Le Réseau des médias en ligne du Congo (REMEL en sigle) vient de condamner les agissements qui vont à l’encontre de la promotion de la liberté de la presse au Sud-Kivu. Il l’a fait savoir dans une déclaration rendue public ce mercredi 11 septembre 2019 à la clôture d’une Assemblée Générale Extraordinaire, pour passer en revue la situation de l’exercice de la liberté de la presse au Sud-Kivu.

Au cours de cette Assemblée, le REMEL a répertorié plusieurs attaques contre certains journalistes dont le cas le plus récent est celui du lundi 9 septembre où des personnes identifiées comme membres de la cellule de communication du Gouvernorat de province du Sud-Kivu se sont violemment attaqués aux confrères Gaël Mpoyo et Aboubakar Kigabi, tous du média en ligne Libre Grands-Lacs.

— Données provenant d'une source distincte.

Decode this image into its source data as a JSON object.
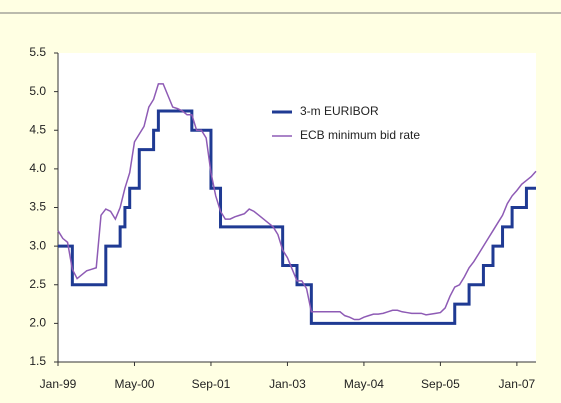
{
  "chart_data": {
    "type": "line",
    "xlim": [
      "1999-01",
      "2007-05"
    ],
    "xticks": [
      {
        "value": "1999-01",
        "label": "Jan-99"
      },
      {
        "value": "2000-05",
        "label": "May-00"
      },
      {
        "value": "2001-09",
        "label": "Sep-01"
      },
      {
        "value": "2003-01",
        "label": "Jan-03"
      },
      {
        "value": "2004-05",
        "label": "May-04"
      },
      {
        "value": "2005-09",
        "label": "Sep-05"
      },
      {
        "value": "2007-01",
        "label": "Jan-07"
      }
    ],
    "ylim": [
      1.5,
      5.5
    ],
    "yticks": [
      {
        "value": 1.5,
        "label": "1.5"
      },
      {
        "value": 2,
        "label": "2.0"
      },
      {
        "value": 2.5,
        "label": "2.5"
      },
      {
        "value": 3,
        "label": "3.0"
      },
      {
        "value": 3.5,
        "label": "3.5"
      },
      {
        "value": 4,
        "label": "4.0"
      },
      {
        "value": 4.5,
        "label": "4.5"
      },
      {
        "value": 5,
        "label": "5.0"
      },
      {
        "value": 5.5,
        "label": "5.5"
      }
    ],
    "series": [
      {
        "name": "3-m EURIBOR",
        "color": "#1f3a93",
        "step": true,
        "x": [
          "1999-01",
          "1999-04",
          "1999-11",
          "2000-02",
          "2000-03",
          "2000-04",
          "2000-06",
          "2000-09",
          "2000-10",
          "2001-05",
          "2001-09",
          "2001-11",
          "2002-12",
          "2003-03",
          "2003-06",
          "2005-12",
          "2006-03",
          "2006-06",
          "2006-08",
          "2006-10",
          "2006-12",
          "2007-03",
          "2007-05"
        ],
        "values": [
          3.0,
          2.5,
          3.0,
          3.25,
          3.5,
          3.75,
          4.25,
          4.5,
          4.75,
          4.5,
          3.75,
          3.25,
          2.75,
          2.5,
          2.0,
          2.25,
          2.5,
          2.75,
          3.0,
          3.25,
          3.5,
          3.75,
          3.75
        ]
      },
      {
        "name": "ECB minimum bid rate",
        "color": "#8e5bb5",
        "step": false,
        "x": [
          "1999-01",
          "1999-02",
          "1999-03",
          "1999-04",
          "1999-05",
          "1999-06",
          "1999-07",
          "1999-08",
          "1999-09",
          "1999-10",
          "1999-11",
          "1999-12",
          "2000-01",
          "2000-02",
          "2000-03",
          "2000-04",
          "2000-05",
          "2000-06",
          "2000-07",
          "2000-08",
          "2000-09",
          "2000-10",
          "2000-11",
          "2000-12",
          "2001-01",
          "2001-02",
          "2001-03",
          "2001-04",
          "2001-05",
          "2001-06",
          "2001-07",
          "2001-08",
          "2001-09",
          "2001-10",
          "2001-11",
          "2001-12",
          "2002-01",
          "2002-02",
          "2002-03",
          "2002-04",
          "2002-05",
          "2002-06",
          "2002-07",
          "2002-08",
          "2002-09",
          "2002-10",
          "2002-11",
          "2002-12",
          "2003-01",
          "2003-02",
          "2003-03",
          "2003-04",
          "2003-05",
          "2003-06",
          "2003-07",
          "2003-08",
          "2003-09",
          "2003-10",
          "2003-11",
          "2003-12",
          "2004-01",
          "2004-02",
          "2004-03",
          "2004-04",
          "2004-05",
          "2004-06",
          "2004-07",
          "2004-08",
          "2004-09",
          "2004-10",
          "2004-11",
          "2004-12",
          "2005-01",
          "2005-02",
          "2005-03",
          "2005-04",
          "2005-05",
          "2005-06",
          "2005-07",
          "2005-08",
          "2005-09",
          "2005-10",
          "2005-11",
          "2005-12",
          "2006-01",
          "2006-02",
          "2006-03",
          "2006-04",
          "2006-05",
          "2006-06",
          "2006-07",
          "2006-08",
          "2006-09",
          "2006-10",
          "2006-11",
          "2006-12",
          "2007-01",
          "2007-02",
          "2007-03",
          "2007-04",
          "2007-05"
        ],
        "values": [
          3.2,
          3.1,
          3.05,
          2.7,
          2.58,
          2.63,
          2.68,
          2.7,
          2.72,
          3.4,
          3.48,
          3.45,
          3.35,
          3.5,
          3.75,
          3.95,
          4.35,
          4.45,
          4.55,
          4.8,
          4.9,
          5.1,
          5.1,
          4.95,
          4.8,
          4.78,
          4.75,
          4.7,
          4.7,
          4.5,
          4.5,
          4.4,
          3.95,
          3.65,
          3.45,
          3.35,
          3.35,
          3.38,
          3.4,
          3.42,
          3.48,
          3.45,
          3.4,
          3.35,
          3.3,
          3.25,
          3.15,
          2.95,
          2.85,
          2.7,
          2.55,
          2.55,
          2.45,
          2.15,
          2.15,
          2.15,
          2.15,
          2.15,
          2.15,
          2.15,
          2.1,
          2.08,
          2.05,
          2.05,
          2.08,
          2.1,
          2.12,
          2.12,
          2.13,
          2.15,
          2.17,
          2.17,
          2.15,
          2.14,
          2.13,
          2.13,
          2.13,
          2.11,
          2.12,
          2.13,
          2.14,
          2.2,
          2.35,
          2.47,
          2.5,
          2.6,
          2.72,
          2.8,
          2.9,
          3.0,
          3.1,
          3.2,
          3.3,
          3.4,
          3.55,
          3.65,
          3.72,
          3.8,
          3.85,
          3.9,
          3.97
        ]
      }
    ],
    "legend": "inside-top-center"
  }
}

« Le Réseau des médias en ligne du Congo (REMEL) apporte tout son soutien au média en ligne Libre Grands-Lacs et exprime sa solidarité envers les confrères Gaël Mpoyo et Aboubakar Kigabi. Cette même solidarité est exprimé envers Thaïs Bagula, Directeur de Radio Maendeleo qui a subi des insultes et autres menaces proférés par les membres du FCC après l’émission Paix et développement du 1er septembre dernier », souligne ce réseau des médias dans cette déclaration.

Cette structure médiatique profite de cette occasion pour dénoncer des menaces de mort qui pèsent sur le journaliste Ghislain Bafunyembaka de la radio Tuungane de Minembwe et correspond de Laprunellerdc.info dans la région.

Ce dernier prend au sérieux ces attaques qui sont largement relayées par des collaborateurs du Gouverneur et membres des partis politiques, ceci avant de noter que le chef de l’exécutif provincial ni des responsables des partis politiques n’ont pas encore découragé ces agissements.

Pour faire face à cette situation, le Réseau des médias en ligne du Congo appelle les autorités à différents niveaux et tous les défenseurs des droits humains, à prendre des mesures urgentes afin que sa sécurité soit garantie car il y a urgence.

Si rien n’est fait et si aucune excuse officielle n’est présentée, les journalistes du REMEL se mobilisent pour saisir officiellement les instances judiciaires dans les prochains jours afin que justice soit faite et d’user de tous les moyens à sa possession pour obtenir réparation.

En somme, le Réseau des médias en ligne du Congo (REMEL) rappelle que les journalistes n’ont aucune leçon à recevoir des acteurs politiques qui sont ses partenaires et non ses confrères journalistes.